CXCL12 Gene Polymorphisms and Serum Levels: Associations with Multiple Sclerosis Prevalence and Clinical Parameters in Lithuania.

机构信息

Faculty of Medicine, Medical Academy, Lithuanian University of Health Sciences, A. Mickeviciaus 9, 44307 Kaunas, Lithuania.

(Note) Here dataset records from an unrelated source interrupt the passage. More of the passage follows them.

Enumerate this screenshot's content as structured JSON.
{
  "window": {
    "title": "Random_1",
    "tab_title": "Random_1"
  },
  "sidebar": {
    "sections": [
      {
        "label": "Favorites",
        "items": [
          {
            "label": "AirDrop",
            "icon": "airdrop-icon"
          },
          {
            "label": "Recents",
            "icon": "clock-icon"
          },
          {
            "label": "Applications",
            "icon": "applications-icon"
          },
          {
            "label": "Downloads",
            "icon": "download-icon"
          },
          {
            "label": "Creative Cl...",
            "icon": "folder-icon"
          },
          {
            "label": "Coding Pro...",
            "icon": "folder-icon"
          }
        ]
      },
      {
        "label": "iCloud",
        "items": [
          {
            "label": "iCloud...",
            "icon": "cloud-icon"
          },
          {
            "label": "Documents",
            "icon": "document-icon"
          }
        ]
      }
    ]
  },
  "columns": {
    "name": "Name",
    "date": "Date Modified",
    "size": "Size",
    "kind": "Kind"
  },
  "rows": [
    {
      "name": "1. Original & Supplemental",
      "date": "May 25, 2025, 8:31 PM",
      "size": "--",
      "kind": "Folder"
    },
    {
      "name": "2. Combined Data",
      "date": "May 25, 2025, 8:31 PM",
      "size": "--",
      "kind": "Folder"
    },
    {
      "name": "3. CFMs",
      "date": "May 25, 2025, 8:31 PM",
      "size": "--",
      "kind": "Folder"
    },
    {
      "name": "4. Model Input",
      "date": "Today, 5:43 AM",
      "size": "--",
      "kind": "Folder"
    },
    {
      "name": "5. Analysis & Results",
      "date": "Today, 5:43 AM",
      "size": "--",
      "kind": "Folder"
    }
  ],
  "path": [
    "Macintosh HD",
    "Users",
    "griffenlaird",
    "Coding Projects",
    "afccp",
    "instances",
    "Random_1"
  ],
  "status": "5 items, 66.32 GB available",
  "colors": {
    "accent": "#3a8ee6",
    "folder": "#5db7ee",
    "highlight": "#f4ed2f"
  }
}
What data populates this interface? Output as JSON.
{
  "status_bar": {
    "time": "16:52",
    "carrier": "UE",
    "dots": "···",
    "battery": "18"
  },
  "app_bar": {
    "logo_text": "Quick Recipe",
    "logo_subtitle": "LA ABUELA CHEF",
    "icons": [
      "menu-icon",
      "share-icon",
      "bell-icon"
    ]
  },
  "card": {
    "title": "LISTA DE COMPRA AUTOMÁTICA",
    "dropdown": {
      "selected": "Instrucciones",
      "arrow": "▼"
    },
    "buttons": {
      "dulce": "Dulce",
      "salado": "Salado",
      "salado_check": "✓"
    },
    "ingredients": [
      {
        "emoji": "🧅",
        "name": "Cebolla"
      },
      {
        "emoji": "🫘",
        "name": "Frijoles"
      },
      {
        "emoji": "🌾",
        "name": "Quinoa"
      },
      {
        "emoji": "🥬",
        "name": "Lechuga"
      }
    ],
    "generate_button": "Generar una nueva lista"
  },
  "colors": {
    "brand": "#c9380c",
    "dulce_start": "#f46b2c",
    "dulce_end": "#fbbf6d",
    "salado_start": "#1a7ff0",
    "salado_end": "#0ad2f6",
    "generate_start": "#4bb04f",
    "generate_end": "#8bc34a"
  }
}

Laboratory of Ophthalmology, Neuroscience Institute, Medical Academy, Lithuanian University of Health Sciences, Eiveniu 2, 50161 Kaunas, Lithuania.

出版信息

Int J Mol Sci. 2024 Sep 3;25(17):9554. doi: 10.3390/ijms25179554.

DOI:10.3390/ijms25179554
PMID:39273501
原文链接:https://pmc.ncbi.nlm.nih.gov/articles/PMC11395108/
Abstract

Our study aimed to investigate the associations between rs1029153, rs1801157, and rs2297630 single-nucleotide polymorphisms (SNPs), CXCL12 protein levels, MS prevalence, and clinical parameters. This study included 250 individuals diagnosed with MS and 250 sex- and age-matched healthy control individuals from Lithuania. The SNPs were genotyped with real-time PCR-based assays. The CXCL12 protein concentration was evaluated in serum using the ELISA method. Of the studied SNPs, we found that the rs1801157 CT genotype in the males was associated with 2.3 times reduced MS odds when compared with the CC genotype according to the overdominant and codominant models ( = 0.011 and = 0.012, respectively). There was a tendency, which did not reach adjusted statistical significance, for a lower CXCL12 protein concentration in the healthy individuals with the rs1801157 CT genotype ( = 0.028). Sensory symptoms were rarer in the women with the rs1801157 TT genotype ( = 0.004); however, this genotype was also associated with a shorter MS disease duration ( = 0.007). rs1801157 was associated with reduced odds of MS occurrence in the male individuals. In women, rs1801157 was associated with a sensory symptom prevalence.

摘要

我们的研究旨在探讨 rs1029153、rs1801157 和 rs2297630 单核苷酸多态性(SNP)与 CXCL12 蛋白水平、MS 患病率和临床参数之间的关联。这项研究包括来自立陶宛的 250 名确诊为 MS 的患者和 250 名性别和年龄匹配的健康对照个体。SNP 通过实时 PCR 基于检测法进行基因分型。使用 ELISA 法评估血清中 CXCL12 蛋白浓度。在所研究的 SNP 中,我们发现男性中的 rs1801157 CT 基因型与 CC 基因型相比,MS 患病的几率降低了 2.3 倍,根据超显性和共显性模型( = 0.011 和 = 0.012)。与 rs1801157 CT 基因型的健康个体的 CXCL12 蛋白浓度有降低的趋势,但未达到调整后的统计学意义( = 0.028)。在女性中,rs1801157 TT 基因型的感觉症状更少见( = 0.004);然而,这种基因型也与 MS 疾病持续时间较短相关( = 0.007)。rs1801157 与男性 MS 发生率降低有关。在女性中,rs1801157 与感觉症状的患病率有关。